Question

If the given inverse trigonometric identity holds true that is ${\sin ^{ - 1}}x - {\cos ^{ - 1}}x = \dfrac{\pi }{6}$, then solve for x?

Answer 1

Hint – In this question use the inverse trigonometric identity of ${\sin ^{ - 1}}x + {\cos ^{ - 1}}x = \dfrac{\pi }{2}$, use this to put the value of ${\cos ^{ - 1}}x$ in terms of ${\sin ^{ - 1}}x$ in the given equation ${\sin ^{ - 1}}x - {\cos ^{ - 1}}x = \dfrac{\pi }{6}$.

Complete step-by-step solution -
Given trigonometric equation is
${\sin ^{ - 1}}x - {\cos ^{ - 1}}x = \dfrac{\pi }{6}$........................ (1)
Now as we know that ${\sin ^{ - 1}}x + {\cos ^{ - 1}}x = \dfrac{\pi }{2}$
Therefore, ${\cos ^{ - 1}}x = \dfrac{\pi }{2} - {\sin ^{ - 1}}x$
So substitute this value in equation (1) we have,
$\Rightarrow {\sin ^{ - 1}}x - \left( {\dfrac{\pi }{2} - {{\sin }^{ - 1}}x} \right) = \dfrac{\pi }{6}$
Now simplify this equation we have,
$\Rightarrow {\sin ^{ - 1}}x - \dfrac{\pi }{2} + {\sin ^{ - 1}}x = \dfrac{\pi }{6}$
$\Rightarrow 2{\sin ^{ - 1}}x = \dfrac{\pi }{6} + \dfrac{\pi }{2} = \dfrac{{4\pi }}{6} = \dfrac{{2\pi }}{3}$
$\Rightarrow {\sin ^{ - 1}}x = \dfrac{\pi }{3}$
$\Rightarrow x = \sin \dfrac{\pi }{3} = \sin {60^0} = \dfrac{{\sqrt 3 }}{2}$
So this is the required value of x.
So this is the required answer.

Note – Inverse trigonometric functions are the inverse of the trigonometric functions (with suitably restricted domains).
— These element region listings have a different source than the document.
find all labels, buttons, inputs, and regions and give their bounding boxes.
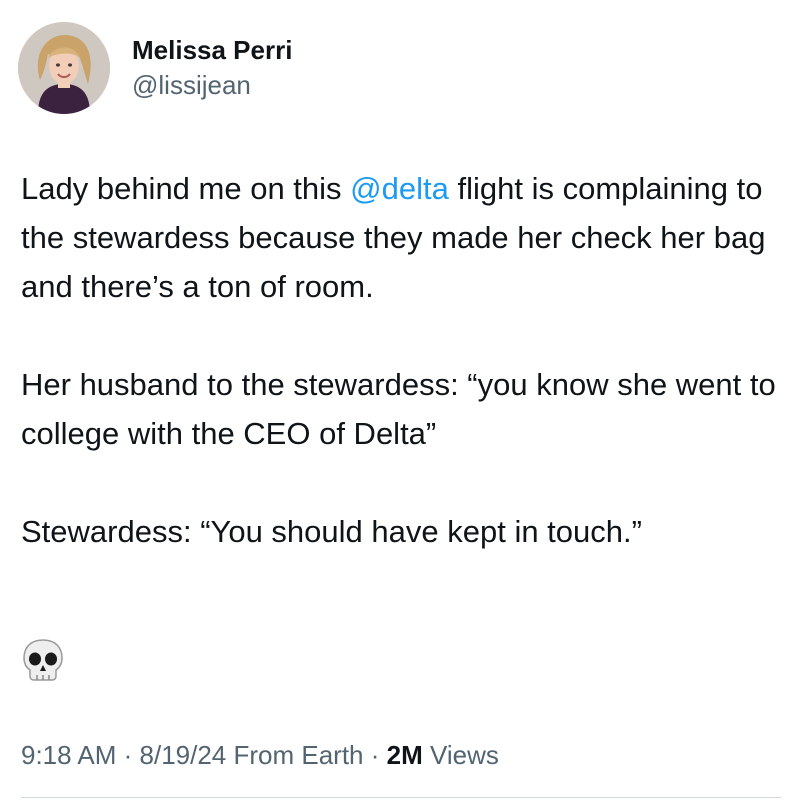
tweet-paragraph-1: Lady behind me on this @delta flight is … [21, 164, 781, 311]
tweet-date[interactable]: 8/19/24 [140, 740, 227, 770]
author-names: Melissa Perri @lissijean [132, 35, 292, 101]
author-display-name[interactable]: Melissa Perri [132, 35, 292, 65]
tweet-paragraph-2: Her husband to the stewardess: “you know… [21, 367, 776, 451]
tweet-text-segment: Lady behind me on this [21, 171, 351, 206]
tweet-paragraph-3: Stewardess: “You should have kept in tou… [21, 514, 642, 549]
meta-separator: · [363, 740, 387, 770]
author-handle[interactable]: @lissijean [132, 69, 292, 101]
profile-photo-icon [18, 22, 110, 114]
meta-separator: · [116, 740, 140, 770]
tweet-meta: 9:18 AM · 8/19/24 From Earth · 2M Views [21, 738, 499, 772]
tweet-source: From Earth [226, 740, 364, 770]
divider [21, 797, 781, 798]
mention-link[interactable]: @delta [350, 171, 449, 206]
avatar[interactable] [18, 22, 110, 114]
skull-icon [23, 639, 63, 681]
tweet-header: Melissa Perri @lissijean [18, 22, 292, 114]
views-count[interactable]: 2M [387, 740, 423, 770]
tweet-text: Lady behind me on this @delta flight is … [21, 164, 781, 556]
tweet-time[interactable]: 9:18 AM [21, 740, 116, 770]
views-label: Views [422, 740, 499, 770]
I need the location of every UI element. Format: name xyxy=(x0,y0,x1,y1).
Specifically they are the inverse of sine, cosine, tangent, cotangent, secant and cosecant functions and are used to obtain an angle from any of the angle’s trigonometric ratios. It is advised to remember the basic inverse trigonometric identities as it helps solving problems of this kind.